Rethink platform engineering and developer impact in the age of AI. Tune in to our webinar on Thursday, May 22.

Back to Podcasts
Livin' on the Edge Podcast

Charity Majors on Instrumenting Systems, Observability-Driven Development, and Honeycomb

About

When building microservice-based (distributed) systems, engineers must learn to accept that most problems that will be seen in the future cannot be predicted today. Therefore, being able to observe the system and formulate and verify hypotheses in relation to issues is vitally important.Being able to answer ad hoc questions from your observability system, without having to ship custom code or metrics updates, is vitally important. If engineers have to invest large amounts of time creating a custom dashboard for each issue they encounter, their workspace will be “littered with failed dashboards that are never seen again.”

Episode guests

Charity Majors

CTO at Honeycomb

Charity Majors is the CEO and co-founder of Honeycomb, a tool for software engineers to explore their code on production systems. Charity has been on call since age 17, a terrifying thought. She has been every sort of systems engineer and manager at Facebook, Parse, Linden Lab etc, but somehow always ends up responsible for the databases. She likes free software, free speech and peaty single-malts.

In this episode of the Ambassador Livin’ on the Edge podcast, Charity Majors, CTO at Honeycomb and author of many great blog posts on observability and leadership, discusses the new approach needed when instrumenting microservices and distributed systems, the benefits of “observability-driven development (ODD)”, and how Honeycomb can help engineers with asking ad hoc questions about their production systems.
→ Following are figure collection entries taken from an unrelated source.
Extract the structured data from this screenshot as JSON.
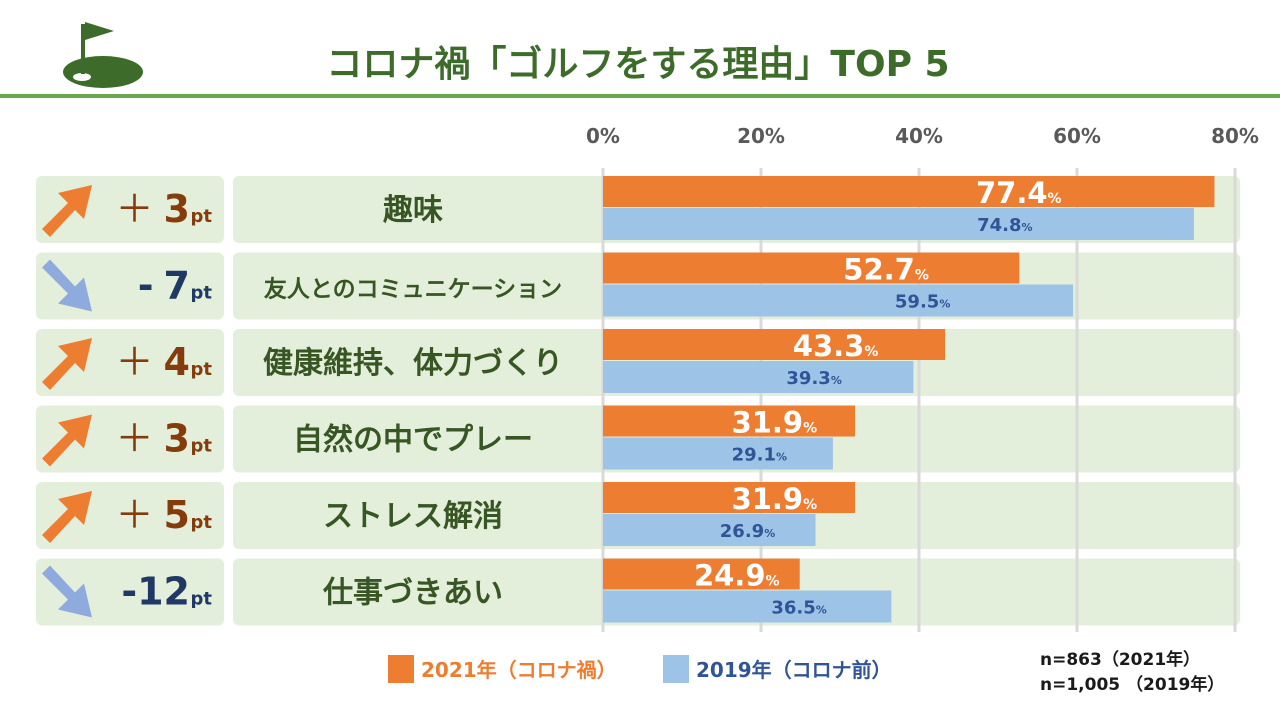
{
  "header": {
    "title": "コロナ禍「ゴルフをする理由」TOP 5"
  },
  "colors": {
    "accent_green": "#3d6b2a",
    "line_green": "#6aa84f",
    "row_bg": "#e4efdb",
    "bar_2021": "#ed7d31",
    "bar_2019": "#9dc3e6",
    "up_arrow": "#ed7d31",
    "down_arrow": "#8faadc",
    "up_text": "#843c0c",
    "down_text": "#1f3864",
    "label_2019_text": "#2f5597",
    "gridline": "#d9d9d9"
  },
  "chart_data": {
    "type": "bar",
    "orientation": "horizontal",
    "title": "コロナ禍「ゴルフをする理由」TOP 5",
    "categories": [
      "趣味",
      "友人とのコミュニケーション",
      "健康維持、体力づくり",
      "自然の中でプレー",
      "ストレス解消",
      "仕事づきあい"
    ],
    "series": [
      {
        "name": "2021年（コロナ禍）",
        "values": [
          77.4,
          52.7,
          43.3,
          31.9,
          31.9,
          24.9
        ]
      },
      {
        "name": "2019年（コロナ前）",
        "values": [
          74.8,
          59.5,
          39.3,
          29.1,
          26.9,
          36.5
        ]
      }
    ],
    "value_labels_2021": [
      "77.4",
      "52.7",
      "43.3",
      "31.9",
      "31.9",
      "24.9"
    ],
    "value_labels_2019": [
      "74.8",
      "59.5",
      "39.3",
      "29.1",
      "26.9",
      "36.5"
    ],
    "value_unit": "%",
    "xlim": [
      0,
      80
    ],
    "xticks": [
      0,
      20,
      40,
      60,
      80
    ],
    "xtick_labels": [
      "0%",
      "20%",
      "40%",
      "60%",
      "80%"
    ],
    "grid": true,
    "changes": [
      {
        "direction": "up",
        "sign": "＋",
        "value": "3",
        "unit": "pt"
      },
      {
        "direction": "down",
        "sign": "-",
        "value": "7",
        "unit": "pt"
      },
      {
        "direction": "up",
        "sign": "＋",
        "value": "4",
        "unit": "pt"
      },
      {
        "direction": "up",
        "sign": "＋",
        "value": "3",
        "unit": "pt"
      },
      {
        "direction": "up",
        "sign": "＋",
        "value": "5",
        "unit": "pt"
      },
      {
        "direction": "down",
        "sign": "-",
        "value": "12",
        "unit": "pt"
      }
    ]
  },
  "legend": {
    "items": [
      {
        "label": "2021年（コロナ禍）",
        "color": "#ed7d31",
        "text_color": "#ed7d31"
      },
      {
        "label": "2019年（コロナ前）",
        "color": "#9dc3e6",
        "text_color": "#2f5597"
      }
    ]
  },
  "notes": {
    "n_2021": "n=863（2021年）",
    "n_2019": "n=1,005 （2019年）"
  }
}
Be sure to check out the additional episodes of the “Livin' on the Edge” podcast.

Key takeaways from the podcast included

  • On-call alerting should be triggered by service level objectives (SLOs), rather than simply being triggered by an infrastructure failure or a monitoring threshold being breached. Engineers should only be woken up if the business is being impacted.
  • Engineers must move away from the classic approach of simply monitoring well-understood infrastructure metrics towards actively instrumenting code in order to be able to have more of a constant “conversation” with production systems.
  • Engineers should strive to understand what “normal” looks like in their system. By establishing baselines and scanning top-level metrics each day, an engineer should be able to quickly identify if something fundamental is going wrong after a release of their code.
  • The four metrics correlated with high performing organizations, as published by Dr Nicole Forsgren in Accelerate, should always be tracked: lead time, deployment frequency, mean time to recovery, and change failure percentage.
  • Engineers work within a socio-technical system. Teamwork is vitally important, and so is the ability to rapidly develop and share mental models of issues. The UX of internal tooling is more important than many engineering teams realize.
  • Test-Driven Development (TDD) is a very useful methodology. A failing test that captures a requirement is created before any production code is written. However, due to the typical use of mocks and stubs to manage the interaction with external dependencies, TDD can effectively “end at the border of your laptop”.
  • Observability-Driven Development (ODD) is focused on defining instrumentation to determine what is happening in relation to a requirement before any code is written. “Just as you wouldn’t accept a pull-request without tests, you should never accept a pull-request unless you can answer the question, “how will I know when this isn’t working?”
  • Developers need to understand “just enough” about the business requirements and the underlying infrastructure in order to be able to instrument their systems correctly.
  • Using modern release approaches like canary releases, dark launching, and feature flagging can help to mitigate the impact of any potential issues associated with the release.
  • Honeycomb is a tool for introspecting and interrogating your production systems. Honeycomb supports high-dimensionality of monitoring data. Engineers add a language-specific “Beeline” library or SDK to their application, and within their code they can add custom, business-specific metadata to each monitoring span, such as user ID or arbitrary customer data.
  • Honeycomb’s “BubbleUp” feature is intended to help explain how some data points are different from the other points returned by a query. The goal is to try to explain how a subset of data differs from other data; this feature surfaces potential places to look for "signals" within data.
  • Although the “three pillars” observability model is useful, the primary goals of any observability system are to help an engineer to understand the underlying system, identify issues, and locate the cause of issues.